Biopharmaceuticals have an increasingly important position in drug development and production (1). As for any drug designed for human use, biopharmaceuticals have to meet stringent quality requirements to ensure efficacy and safety. However, because of their macromolecular nature, the full characterization of biopharmaceuticals in terms of identity, content, purity, stability, conformation and function poses a great challenge (2,3). Moreover, multistep biotechnological production processes may show variability, introducing product diversity and different isoforms that can affect activity. With the appearance of biosimilars that are supposed to be copies of the innovator product (3), the demand for an effective quality assessment of therapeutic proteins has increased even further.

Next to techniques such as liquid chromatography (LC) and gel electrophoresis, capillary electrophoresis (CE) is a proven powerful separation technique for biotechnology-derived proteins (4). CE analyses can be performed under mild conditions without the need for organic solvents or very high salt concentrations. This allows the study of proteins without causing conformational changes or protein degradation during analysis. In CE, separations are based on differences in the charge-to-size ratio of the analytes. Therefore, subtle differences among proteins, such as those caused by post-translational modifications like glycosylation, deamidation, or phosphorylation, can be differentiated with CE. Mass spectrometry (MS) has developed into one of the most popular and useful detection techniques in separation science. MS is well suited for protein analysis because of its sensitivity and selectivity. Furthermore, MS detection with high mass accuracy and resolution, such as provided by time-of-flight (TOF) instruments, can considerably enhance the utility of CE by providing information about the identity of the separated compounds. Therefore, coupling CE to MS creates a powerful analytical tool for the characterization of intact proteins (5,6).

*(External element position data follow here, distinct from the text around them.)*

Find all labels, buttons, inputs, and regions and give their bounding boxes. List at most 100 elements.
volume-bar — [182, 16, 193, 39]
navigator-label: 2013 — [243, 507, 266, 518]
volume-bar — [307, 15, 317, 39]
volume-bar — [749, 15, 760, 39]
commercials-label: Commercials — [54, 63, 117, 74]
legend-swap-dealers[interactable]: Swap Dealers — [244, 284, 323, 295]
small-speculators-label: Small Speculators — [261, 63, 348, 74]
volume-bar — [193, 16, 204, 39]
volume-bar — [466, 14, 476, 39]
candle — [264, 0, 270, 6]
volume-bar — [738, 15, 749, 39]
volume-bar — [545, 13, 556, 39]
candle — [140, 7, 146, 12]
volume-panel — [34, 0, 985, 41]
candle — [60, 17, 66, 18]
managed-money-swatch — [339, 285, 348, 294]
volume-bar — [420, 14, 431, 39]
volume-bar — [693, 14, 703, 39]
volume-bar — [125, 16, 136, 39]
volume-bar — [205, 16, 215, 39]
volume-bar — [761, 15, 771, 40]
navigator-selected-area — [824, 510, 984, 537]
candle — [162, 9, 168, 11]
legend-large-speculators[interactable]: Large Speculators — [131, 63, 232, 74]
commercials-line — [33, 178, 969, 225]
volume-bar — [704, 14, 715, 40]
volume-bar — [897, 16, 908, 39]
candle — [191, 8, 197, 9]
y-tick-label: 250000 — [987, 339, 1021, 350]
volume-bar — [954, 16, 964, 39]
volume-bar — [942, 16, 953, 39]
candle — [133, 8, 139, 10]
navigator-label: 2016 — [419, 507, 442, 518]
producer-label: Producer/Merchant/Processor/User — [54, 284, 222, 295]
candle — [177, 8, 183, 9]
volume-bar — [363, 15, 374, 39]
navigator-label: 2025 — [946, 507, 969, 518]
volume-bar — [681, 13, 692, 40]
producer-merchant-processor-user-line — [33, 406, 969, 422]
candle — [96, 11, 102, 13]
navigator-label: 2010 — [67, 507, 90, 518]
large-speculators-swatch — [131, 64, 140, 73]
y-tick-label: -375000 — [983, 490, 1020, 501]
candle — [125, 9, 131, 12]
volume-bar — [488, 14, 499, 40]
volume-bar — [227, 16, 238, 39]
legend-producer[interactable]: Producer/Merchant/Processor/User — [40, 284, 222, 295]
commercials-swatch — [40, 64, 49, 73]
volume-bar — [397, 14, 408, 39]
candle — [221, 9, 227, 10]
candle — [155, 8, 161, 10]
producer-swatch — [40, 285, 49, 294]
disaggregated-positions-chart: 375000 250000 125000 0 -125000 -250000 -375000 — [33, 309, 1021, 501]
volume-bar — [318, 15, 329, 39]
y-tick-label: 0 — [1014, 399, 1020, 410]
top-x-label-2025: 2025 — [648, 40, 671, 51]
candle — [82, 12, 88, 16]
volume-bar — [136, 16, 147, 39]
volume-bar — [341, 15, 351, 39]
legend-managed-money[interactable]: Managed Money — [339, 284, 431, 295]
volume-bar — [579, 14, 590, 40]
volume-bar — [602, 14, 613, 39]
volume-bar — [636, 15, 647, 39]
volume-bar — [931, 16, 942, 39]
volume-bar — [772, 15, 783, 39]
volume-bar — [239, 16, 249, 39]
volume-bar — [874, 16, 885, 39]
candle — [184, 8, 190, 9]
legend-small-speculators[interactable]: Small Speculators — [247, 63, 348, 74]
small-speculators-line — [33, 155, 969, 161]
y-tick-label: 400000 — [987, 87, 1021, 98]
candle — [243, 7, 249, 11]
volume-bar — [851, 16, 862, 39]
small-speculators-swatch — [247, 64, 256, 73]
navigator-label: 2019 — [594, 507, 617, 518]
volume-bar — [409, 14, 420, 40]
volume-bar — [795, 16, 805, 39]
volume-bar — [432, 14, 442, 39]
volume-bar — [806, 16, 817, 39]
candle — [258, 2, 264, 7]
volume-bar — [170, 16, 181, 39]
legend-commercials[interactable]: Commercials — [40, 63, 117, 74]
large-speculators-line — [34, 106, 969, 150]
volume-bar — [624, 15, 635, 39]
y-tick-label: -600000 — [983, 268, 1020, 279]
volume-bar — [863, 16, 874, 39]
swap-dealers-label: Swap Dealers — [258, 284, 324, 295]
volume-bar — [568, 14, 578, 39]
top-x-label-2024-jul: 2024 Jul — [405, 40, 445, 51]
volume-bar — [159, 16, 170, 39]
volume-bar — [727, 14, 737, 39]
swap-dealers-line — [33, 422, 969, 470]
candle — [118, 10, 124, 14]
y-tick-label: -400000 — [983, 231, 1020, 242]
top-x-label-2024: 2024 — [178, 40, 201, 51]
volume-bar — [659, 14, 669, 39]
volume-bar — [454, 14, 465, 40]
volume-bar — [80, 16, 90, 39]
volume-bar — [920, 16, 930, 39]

Despite its potential, the application of CE–MS for the analysis of biopharmaceuticals has been relatively limited. CE–MS methods that distinguish natural human growth hormone (hGH) from recombinant hGH (7) and reveal degradation products in hGH after heat exposure and prolonged storage (8,9) were introduced. Furthermore, the usefulness of CE–MS for the intact glycoform analysis of erythropoietin has been demonstrated (for example, references 10–12 and the references therein). During the last few years, our group has been working on the development of CE–MS methodologies for the characterization of intact proteins and biopharmaceuticals in particular. In this paper some representative data is provided showing the strength of the combination of CE with high-resolution TOF-MS for the characterization of protein drugs.